A. Not consistent with torture — no visible marks on skin
B. Highly consistent with falanga (sole beating), as this injury pattern is typical of this specific torture method
C. Consistent with accidental injury only
D. Cannot be commented upon without a confession
Reveal Answer
Answer: B. Highly consistent with falanga (sole beating), as this injury pattern is typical of this specific torture method
Falanga (beating of the soles) characteristically produces deep plantar fascia and periosteal injury with minimal or absent external skin marks — this is precisely what makes it a preferred method (it is hard to detect on casual examination). The combination of bilateral plantar swelling, weight-bearing difficulty, and periosteal reaction on metatarsals, in a person alleging custody beatings, is 'highly consistent with falanga' per the Istanbul Protocol — this injury pattern is typical of this specific method and unusual in accidental contexts.
KEY TAKEAWAYS
Torture, Custody Examination & Human-Rights Protocols — Key Points:
- Torture definition (UNCAT 1984): severe physical or mental suffering intentionally inflicted by or with acquiescence of a public official — requires both severity AND state-actor involvement.
- Istanbul Protocol (1999): UN Manual on Effective Investigation and Documentation of Torture — international gold standard; requires comprehensive history, full physical examination, psychological assessment, and a structured opinion using four-level consistency language.
- NHRC 1997 Guidelines (India): two medical examinations per day for all persons in custody; pre- and post-custody examinations; custodial death notification within 24 hours; mandatory post-mortem; video recording of interrogation periods.
- Indian legal framework: Protection of Human Rights Act 1993 (NHRC), IPC 330 (hurt to extort confession), IPC 304 (culpable homicide if death), Article 21 Constitution (right to personal liberty), D.K. Basu guidelines (1997).
- Professionalism with survivors: examination in private without custodial officers; no re-traumatisation; psychological first aid; full explanation before examination; rehabilitation referral (psychiatric, physiotherapy, social work).
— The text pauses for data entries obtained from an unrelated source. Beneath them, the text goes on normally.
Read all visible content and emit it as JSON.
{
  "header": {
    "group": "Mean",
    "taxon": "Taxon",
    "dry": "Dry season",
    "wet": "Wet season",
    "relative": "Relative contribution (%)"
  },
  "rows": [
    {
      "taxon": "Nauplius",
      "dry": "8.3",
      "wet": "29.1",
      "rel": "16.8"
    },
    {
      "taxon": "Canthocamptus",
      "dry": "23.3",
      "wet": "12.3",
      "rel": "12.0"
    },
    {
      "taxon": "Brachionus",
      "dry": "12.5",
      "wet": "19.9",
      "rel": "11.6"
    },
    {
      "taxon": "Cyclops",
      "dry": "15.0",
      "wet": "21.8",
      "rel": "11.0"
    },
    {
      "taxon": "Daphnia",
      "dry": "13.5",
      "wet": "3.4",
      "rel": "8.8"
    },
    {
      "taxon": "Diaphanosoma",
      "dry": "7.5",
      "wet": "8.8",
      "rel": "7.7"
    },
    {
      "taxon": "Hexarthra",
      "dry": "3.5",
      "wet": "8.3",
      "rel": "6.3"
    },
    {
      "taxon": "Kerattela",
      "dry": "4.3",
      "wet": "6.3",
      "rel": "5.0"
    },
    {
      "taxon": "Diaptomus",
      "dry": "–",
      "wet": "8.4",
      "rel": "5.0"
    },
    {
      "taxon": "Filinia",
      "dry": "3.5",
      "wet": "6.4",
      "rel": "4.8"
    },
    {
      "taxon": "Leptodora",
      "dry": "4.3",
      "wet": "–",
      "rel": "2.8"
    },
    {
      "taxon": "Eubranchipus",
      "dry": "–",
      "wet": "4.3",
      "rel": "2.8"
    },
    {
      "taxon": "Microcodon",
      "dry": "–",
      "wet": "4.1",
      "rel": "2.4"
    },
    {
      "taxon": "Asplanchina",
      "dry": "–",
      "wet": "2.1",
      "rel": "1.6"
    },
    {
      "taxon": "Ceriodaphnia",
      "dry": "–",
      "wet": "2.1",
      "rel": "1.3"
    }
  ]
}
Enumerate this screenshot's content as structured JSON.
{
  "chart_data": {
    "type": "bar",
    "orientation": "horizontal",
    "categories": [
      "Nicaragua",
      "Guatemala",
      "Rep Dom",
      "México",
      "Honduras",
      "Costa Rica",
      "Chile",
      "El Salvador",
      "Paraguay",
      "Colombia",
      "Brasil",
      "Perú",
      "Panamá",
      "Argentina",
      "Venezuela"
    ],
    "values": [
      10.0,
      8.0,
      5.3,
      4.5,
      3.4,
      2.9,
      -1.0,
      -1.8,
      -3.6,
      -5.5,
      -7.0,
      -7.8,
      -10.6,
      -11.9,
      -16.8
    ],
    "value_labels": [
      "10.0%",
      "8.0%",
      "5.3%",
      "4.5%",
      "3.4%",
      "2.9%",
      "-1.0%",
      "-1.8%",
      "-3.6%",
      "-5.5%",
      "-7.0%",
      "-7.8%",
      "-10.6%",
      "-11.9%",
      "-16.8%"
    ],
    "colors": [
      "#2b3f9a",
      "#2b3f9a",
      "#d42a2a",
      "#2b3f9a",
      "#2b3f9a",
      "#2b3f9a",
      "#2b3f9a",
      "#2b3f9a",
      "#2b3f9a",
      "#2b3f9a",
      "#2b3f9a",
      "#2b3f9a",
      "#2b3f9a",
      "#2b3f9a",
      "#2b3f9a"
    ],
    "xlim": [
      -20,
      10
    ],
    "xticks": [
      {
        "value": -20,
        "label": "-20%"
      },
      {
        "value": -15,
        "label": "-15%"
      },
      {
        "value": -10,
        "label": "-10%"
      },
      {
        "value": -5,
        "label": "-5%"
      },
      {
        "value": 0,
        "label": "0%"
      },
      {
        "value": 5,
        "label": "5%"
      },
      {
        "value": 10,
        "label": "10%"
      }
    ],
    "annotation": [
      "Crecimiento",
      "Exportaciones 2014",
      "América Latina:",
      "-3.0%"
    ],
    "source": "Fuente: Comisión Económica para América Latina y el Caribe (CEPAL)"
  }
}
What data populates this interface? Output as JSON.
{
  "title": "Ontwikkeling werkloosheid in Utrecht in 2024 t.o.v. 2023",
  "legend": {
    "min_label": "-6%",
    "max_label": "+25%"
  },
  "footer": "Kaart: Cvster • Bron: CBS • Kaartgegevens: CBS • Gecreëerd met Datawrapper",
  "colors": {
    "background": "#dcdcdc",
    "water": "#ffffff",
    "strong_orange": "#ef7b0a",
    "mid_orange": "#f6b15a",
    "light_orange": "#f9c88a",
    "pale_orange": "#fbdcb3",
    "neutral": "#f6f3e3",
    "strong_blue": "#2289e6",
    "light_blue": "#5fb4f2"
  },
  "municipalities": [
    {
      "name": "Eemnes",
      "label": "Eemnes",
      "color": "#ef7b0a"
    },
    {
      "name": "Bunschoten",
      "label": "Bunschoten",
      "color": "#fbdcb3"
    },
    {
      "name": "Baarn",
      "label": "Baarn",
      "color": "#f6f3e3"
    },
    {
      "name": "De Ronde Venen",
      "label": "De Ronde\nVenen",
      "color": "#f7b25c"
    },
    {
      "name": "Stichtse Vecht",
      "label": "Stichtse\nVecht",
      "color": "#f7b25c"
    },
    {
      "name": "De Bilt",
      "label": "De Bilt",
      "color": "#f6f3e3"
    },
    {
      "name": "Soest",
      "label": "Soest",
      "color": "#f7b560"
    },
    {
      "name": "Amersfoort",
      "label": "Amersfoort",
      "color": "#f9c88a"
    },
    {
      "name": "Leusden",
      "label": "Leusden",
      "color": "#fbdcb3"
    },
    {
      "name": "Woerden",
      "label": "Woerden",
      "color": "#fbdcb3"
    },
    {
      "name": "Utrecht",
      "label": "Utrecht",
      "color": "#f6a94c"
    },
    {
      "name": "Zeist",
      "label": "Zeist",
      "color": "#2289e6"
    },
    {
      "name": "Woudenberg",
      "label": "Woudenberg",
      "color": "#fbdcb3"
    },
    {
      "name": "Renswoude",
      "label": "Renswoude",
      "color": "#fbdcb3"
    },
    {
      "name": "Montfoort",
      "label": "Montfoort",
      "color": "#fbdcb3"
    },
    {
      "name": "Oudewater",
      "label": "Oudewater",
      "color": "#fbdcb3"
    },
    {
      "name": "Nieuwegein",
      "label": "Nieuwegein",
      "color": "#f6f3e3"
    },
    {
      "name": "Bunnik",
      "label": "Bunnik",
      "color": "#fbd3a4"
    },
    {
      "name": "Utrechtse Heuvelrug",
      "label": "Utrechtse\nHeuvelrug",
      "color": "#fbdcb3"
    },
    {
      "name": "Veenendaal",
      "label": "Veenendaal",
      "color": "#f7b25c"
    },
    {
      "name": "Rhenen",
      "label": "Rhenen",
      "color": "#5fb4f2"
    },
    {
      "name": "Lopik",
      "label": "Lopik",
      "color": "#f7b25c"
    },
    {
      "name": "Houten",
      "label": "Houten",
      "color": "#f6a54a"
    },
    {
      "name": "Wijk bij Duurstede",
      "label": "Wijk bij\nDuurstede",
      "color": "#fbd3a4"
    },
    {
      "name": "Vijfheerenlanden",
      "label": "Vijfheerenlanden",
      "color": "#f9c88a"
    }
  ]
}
- MLR structure (FM14.17): header, torture narrative, physical examination, psychological assessment, special investigations, opinion section (consistency framework), referrals, signature.
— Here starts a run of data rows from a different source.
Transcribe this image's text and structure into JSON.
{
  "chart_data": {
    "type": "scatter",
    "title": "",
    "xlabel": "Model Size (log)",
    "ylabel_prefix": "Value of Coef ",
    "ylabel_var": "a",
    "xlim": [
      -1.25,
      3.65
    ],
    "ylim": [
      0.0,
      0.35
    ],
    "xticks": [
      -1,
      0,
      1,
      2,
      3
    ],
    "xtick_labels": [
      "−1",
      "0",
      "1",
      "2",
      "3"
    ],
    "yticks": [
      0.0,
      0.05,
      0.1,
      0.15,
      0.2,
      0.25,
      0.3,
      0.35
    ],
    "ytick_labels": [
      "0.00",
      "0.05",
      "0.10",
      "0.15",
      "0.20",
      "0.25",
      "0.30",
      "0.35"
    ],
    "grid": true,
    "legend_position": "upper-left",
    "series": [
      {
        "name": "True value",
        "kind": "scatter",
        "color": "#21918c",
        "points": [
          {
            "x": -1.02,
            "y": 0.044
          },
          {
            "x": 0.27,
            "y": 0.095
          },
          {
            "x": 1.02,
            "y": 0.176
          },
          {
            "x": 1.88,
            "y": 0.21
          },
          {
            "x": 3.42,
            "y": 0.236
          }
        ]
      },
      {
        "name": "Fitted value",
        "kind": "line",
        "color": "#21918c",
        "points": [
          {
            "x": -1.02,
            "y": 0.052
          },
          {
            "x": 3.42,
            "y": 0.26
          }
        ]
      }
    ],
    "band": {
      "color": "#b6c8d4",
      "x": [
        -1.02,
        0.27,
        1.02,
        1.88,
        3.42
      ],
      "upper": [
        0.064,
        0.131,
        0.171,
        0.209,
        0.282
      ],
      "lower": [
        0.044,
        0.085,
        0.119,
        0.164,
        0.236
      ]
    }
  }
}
- Opinion language: 'Consistent with' / 'Highly consistent with' / 'Not consistent with' / 'Neither confirms nor excludes' — never conclude guilt; establish the evidential foundation only.
- Falanga: minimal visible marks despite deep plantar injury — a classic trap; periosteal reaction on metatarsal X-ray is the key finding.
REFLECT
Imagine you have completed a careful examination of a torture survivor in custody, and your findings are highly consistent with the methods he has alleged. As you write the report, the senior police officer in charge of the case approaches you privately and says: 'Doctor, for everyone's benefit, can you just write that there are no marks of violence? This man is dangerous.' Reflect on: What is at stake for the survivor if you comply? What are your legal obligations and the professional consequences of compliance versus non-compliance? How would you respond to the officer, and what would you document? What support systems (legal, professional, human rights mechanisms) are available to you in this situation?